Seriously, though. Having read Nathan’s post on his nihilistic travel-babies, I started wondering about the issue. His children and my oldest, JP, are approaching ages where the school doesn’t approve of them missing class so I can have a good time, and this will only increase as the years go on. Basically, all of us DadWagoners are on the clock in this regard: if we’re going to take off-peak vacations, now is the time to do it.

Only I can’t. Ever. Another fun part of my divorce is that it rigidly defines when and under what circumstances a vacation can be taken. There is, in fact, a specific clause stating that holidays cannot be planned if they interfere with the educational schedule of the child. Nicely enough, this prohibition essentially holds true for my newest addition, Ellie, as in all likelihood we’ll be taking vacation together. My ex, I should point out, hates vacation in all its forms and guises. She hates leaving the city, hates traveling, hates spending money, hates the woods, the beach, the mountains, the prairie, hates the expense, the unpredictability, and the weak slothfulness implied by even the shortest stretches spent away from one’s labors.

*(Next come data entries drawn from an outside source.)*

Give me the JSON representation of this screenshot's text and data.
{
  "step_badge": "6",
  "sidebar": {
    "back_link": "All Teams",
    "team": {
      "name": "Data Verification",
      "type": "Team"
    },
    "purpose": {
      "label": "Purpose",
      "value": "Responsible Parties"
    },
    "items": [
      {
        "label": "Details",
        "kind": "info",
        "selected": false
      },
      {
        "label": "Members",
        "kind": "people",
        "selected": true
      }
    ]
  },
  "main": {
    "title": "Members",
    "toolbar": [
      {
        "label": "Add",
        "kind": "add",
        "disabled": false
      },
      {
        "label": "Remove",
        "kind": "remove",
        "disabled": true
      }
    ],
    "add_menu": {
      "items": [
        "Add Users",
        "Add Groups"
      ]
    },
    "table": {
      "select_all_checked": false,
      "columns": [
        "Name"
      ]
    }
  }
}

I disagree. Not only do I enjoy not working, but my main goal in life is to avoid work as much as possible, much like a Buddhist avoiding pain, only with festive cocktails and a sunburn. I also think that giving children an opportunity to see other parts of the world—and visit out-of-town family—is a social and developmental plus, one that, particularly with young children, is at least as valuable as what is being learned in school.

So I’m all for Nathan ditching work to hit the slopes. So what if his kids have to sleep on the floor of the airport and subsist on Cinnabon and handouts from strangers? So what if his wife gets canned and they have to move in with her parents? It’ll never impact me, because I’ll be stuck here in this urban cesspool, sweating out the days until I die, or retire, whichever comes later.